I first spoke to Monica Coenraads when I co-founded the FOXG1 Research Foundation (FRF) and have been lucky to learn from RSRT throughout the years. Like other patient-led foundations, we raise money, fund scientists, create animal models and cell lines, conduct drug screens and gene therapy pilots, and organize our community.

As an entrepreneur, I was trained to work in environments with few resources and big challenges, and to always question the status quo. I knew it was important to create a natural history study for FOXG1 syndrome. Natural history studies are important to understand how a disease progresses and what symptoms patients with different mutations experience. This information is critical for any drug development to occur.

I learned that natural history studies are normally compiled through clinical data collection using an academic, site-based model. Unfortunately, this is marred with challenges for rare diseases: 1) it takes years to collect enough data to understand a disease, 2) traveling to a clinic site results in selection bias because people who can’t get to a clinic are automatically excluded, 3) traveling to sites poses a burden on medically fragile patients and they drop out, leading to spotty data and limited patients, 4) researchers control the data, making access for patients, other researchers, and pharmaceutical companies difficult, and 5) costs are exorbitant.

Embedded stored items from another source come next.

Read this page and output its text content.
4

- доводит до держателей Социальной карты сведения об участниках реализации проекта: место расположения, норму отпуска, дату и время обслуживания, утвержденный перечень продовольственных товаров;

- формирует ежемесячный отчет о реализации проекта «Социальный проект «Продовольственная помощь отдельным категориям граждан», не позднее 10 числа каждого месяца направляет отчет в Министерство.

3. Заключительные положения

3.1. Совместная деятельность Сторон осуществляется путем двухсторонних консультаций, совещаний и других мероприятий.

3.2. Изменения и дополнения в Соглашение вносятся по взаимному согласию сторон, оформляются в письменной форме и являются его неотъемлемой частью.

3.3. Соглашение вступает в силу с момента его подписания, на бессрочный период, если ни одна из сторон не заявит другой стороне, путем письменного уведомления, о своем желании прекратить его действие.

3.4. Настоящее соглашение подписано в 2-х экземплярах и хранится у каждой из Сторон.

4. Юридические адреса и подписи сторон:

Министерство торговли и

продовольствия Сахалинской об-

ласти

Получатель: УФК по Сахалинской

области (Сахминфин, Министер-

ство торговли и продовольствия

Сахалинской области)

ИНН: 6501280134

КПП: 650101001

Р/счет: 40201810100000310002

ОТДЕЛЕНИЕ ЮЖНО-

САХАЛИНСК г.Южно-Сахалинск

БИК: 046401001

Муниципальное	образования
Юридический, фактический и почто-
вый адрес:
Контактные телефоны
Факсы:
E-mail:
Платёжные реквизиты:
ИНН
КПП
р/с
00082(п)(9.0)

To solve this challenge, I joined a young startup company, Ciitizen, that was building a platform to use a patient's own HIPAA right of access to collect the entirety of their medical records. Ciitizen would then mine the records to pull out entities that map to a disease ontology. I felt this platform was ideal for rare diseases — our children visit their doctors frequently and have a lot of medical records. If we could just pull and normalize data from their own medical records, we could build a rich natural history study without all the challenges that come from an in-person observational study.

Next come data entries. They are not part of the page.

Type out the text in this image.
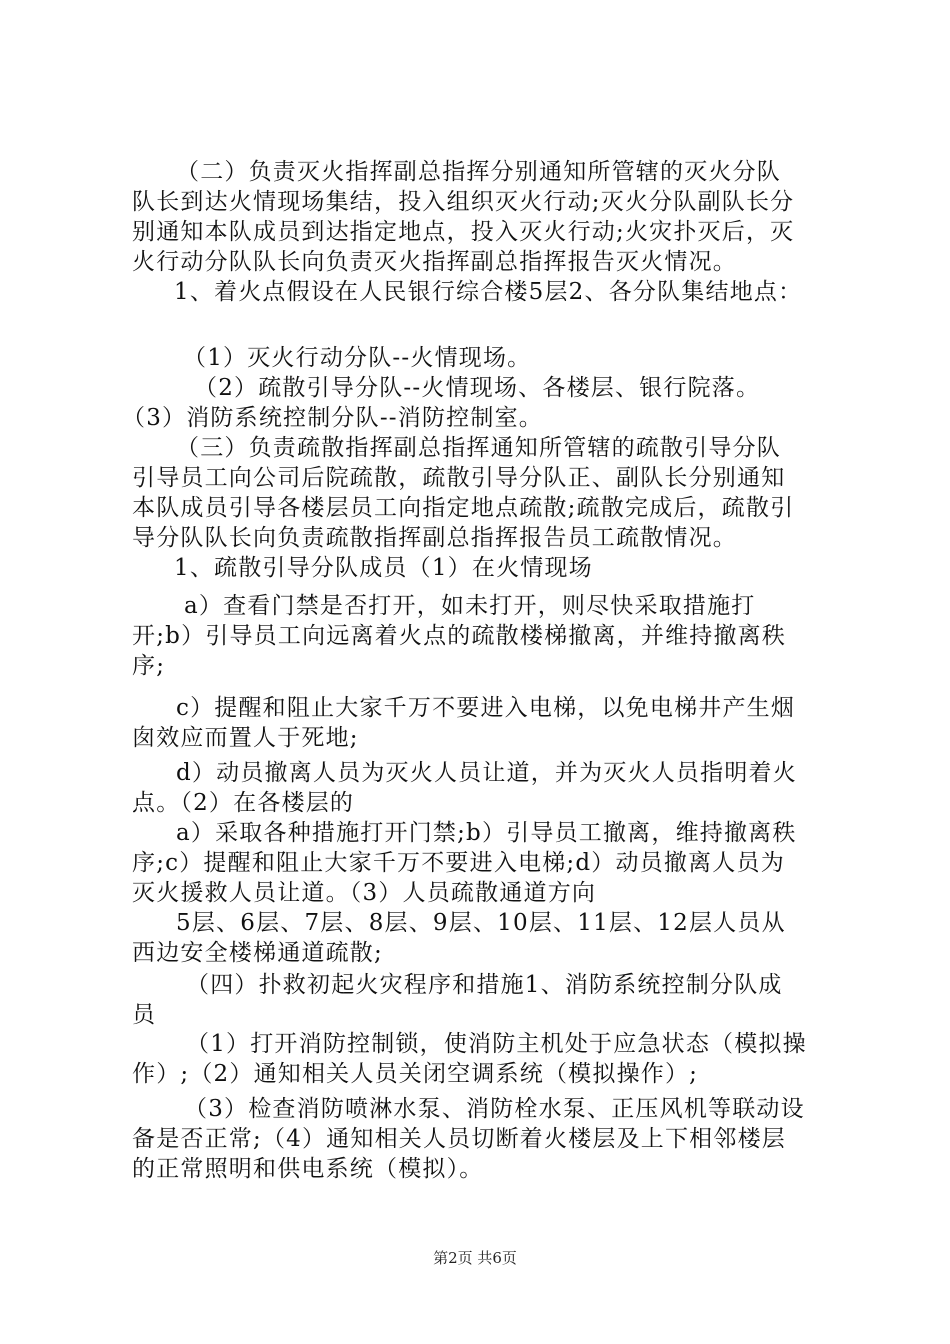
（二）负责灭火指挥副总指挥分别通知所管辖的灭火分队
队长到达火情现场集结，投入组织灭火行动;灭火分队副队长分
别通知本队成员到达指定地点，投入灭火行动;火灾扑灭后，灭
火行动分队队长向负责灭火指挥副总指挥报告灭火情况。
1、着火点假设在人民银行综合楼5层2、各分队集结地点：
（1）灭火行动分队--火情现场。
（2）疏散引导分队--火情现场、各楼层、银行院落。
（3）消防系统控制分队--消防控制室。
（三）负责疏散指挥副总指挥通知所管辖的疏散引导分队
引导员工向公司后院疏散，疏散引导分队正、副队长分别通知
本队成员引导各楼层员工向指定地点疏散;疏散完成后，疏散引
导分队队长向负责疏散指挥副总指挥报告员工疏散情况。
1、疏散引导分队成员（1）在火情现场
a）查看门禁是否打开，如未打开，则尽快采取措施打
开;b）引导员工向远离着火点的疏散楼梯撤离，并维持撤离秩
序;
c）提醒和阻止大家千万不要进入电梯，以免电梯井产生烟
囱效应而置人于死地;
d）动员撤离人员为灭火人员让道，并为灭火人员指明着火
点。（2）在各楼层的
a）采取各种措施打开门禁;b）引导员工撤离，维持撤离秩
序;c）提醒和阻止大家千万不要进入电梯;d）动员撤离人员为
灭火援救人员让道。（3）人员疏散通道方向
5层、6层、7层、8层、9层、10层、11层、12层人员从
西边安全楼梯通道疏散;
（四）扑救初起火灾程序和措施1、消防系统控制分队成
员
（1）打开消防控制锁，使消防主机处于应急状态（模拟操
作）;（2）通知相关人员关闭空调系统（模拟操作）;
（3）检查消防喷淋水泵、消防栓水泵、正压风机等联动设
备是否正常;（4）通知相关人员切断着火楼层及上下相邻楼层
的正常照明和供电系统（模拟）。
第2页 共6页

Our team at Ciitizen succeeded in this mission. We brought on early adopters — FOXG1 syndrome, Rett syndrome, Syngap1 syndrome and a handful of others — and built a platform where data can be collected quickly and accessed by patients, advocacy groups, researchers, and biopharma companies. We were thrilled when Praxis Precision Medicines utilized data from our SCN2A cohort instead of a traditional, in-person, site-based collection model for their antisense oligonucleotide IND application for pediatric patients. This is one of the first known cases of a patient-advised medical records platform being used as the primary natural history data source for a successful IND filing with the FDA, accelerating their clinical trial by five years.

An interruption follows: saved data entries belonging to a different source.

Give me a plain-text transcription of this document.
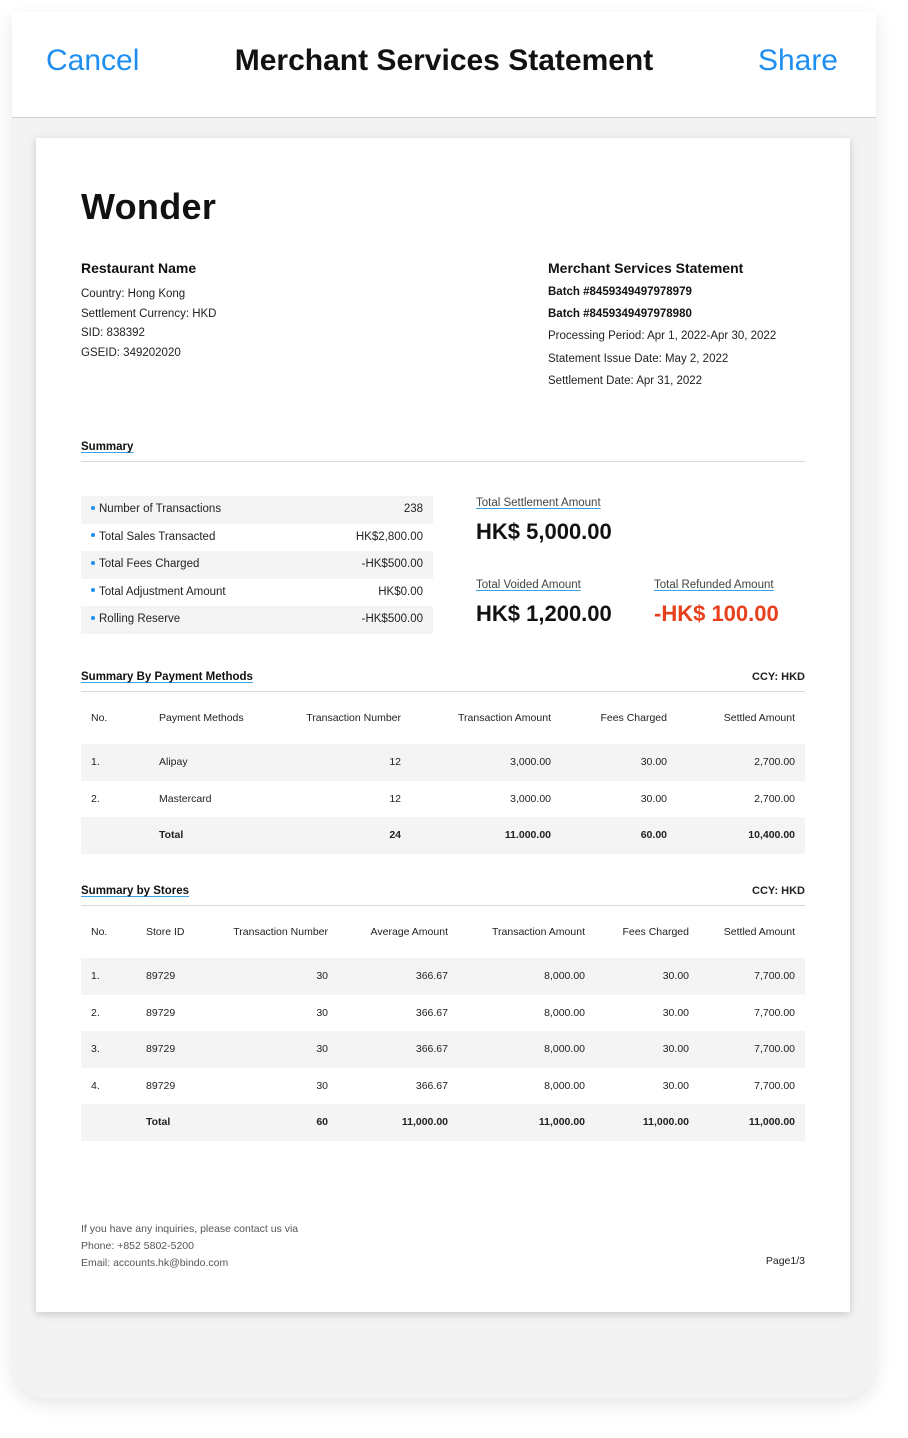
Cancel	Merchant Services Statement	Share
Wonder
Restaurant Name
Country: Hong Kong
Settlement Currency: HKD
SID: 838392
GSEID: 349202020
Merchant Services Statement
Batch #8459349497978979
Batch #8459349497978980
Processing Period: Apr 1, 2022-Apr 30, 2022
Statement Issue Date: May 2, 2022
Settlement Date: Apr 31, 2022
Summary
Number of Transactions	238
Total Sales Transacted	HK$2,800.00
Total Fees Charged	-HK$500.00
Total Adjustment Amount	HK$0.00
Rolling Reserve	-HK$500.00
Total Settlement Amount
HK$ 5,000.00
Total Voided Amount
HK$ 1,200.00
Total Refunded Amount
-HK$ 100.00
Summary By Payment Methods	CCY: HKD
No.	Payment Methods	Transaction Number	Transaction Amount	Fees Charged	Settled Amount
1.	Alipay	12	3,000.00	30.00	2,700.00
2.	Mastercard	12	3,000.00	30.00	2,700.00
	Total	24	11.000.00	60.00	10,400.00
Summary by Stores	CCY: HKD
No.	Store ID	Transaction Number	Average Amount	Transaction Amount	Fees Charged	Settled Amount
1.	89729	30	366.67	8,000.00	30.00	7,700.00
2.	89729	30	366.67	8,000.00	30.00	7,700.00
3.	89729	30	366.67	8,000.00	30.00	7,700.00
4.	89729	30	366.67	8,000.00	30.00	7,700.00
	Total	60	11,000.00	11,000.00	11,000.00	11,000.00
If you have any inquiries, please contact us via
Phone: +852 5802-5200
Email: accounts.hk@bindo.com	Page1/3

Today our Rare Patient Network can help all neurological patients who experience seizures or developmental delays. Ciitizen has since been acquired by genetic testing company Invitae, where I am now the vice president of patient data and network, as we continue our mission to help rare disease patients. Invitae’s leadership in genetic testing and programs such as Behind the Seizure enable us to assist patients all the way from diagnosis to treatment, having in-depth insight into both genetic and clinical factors.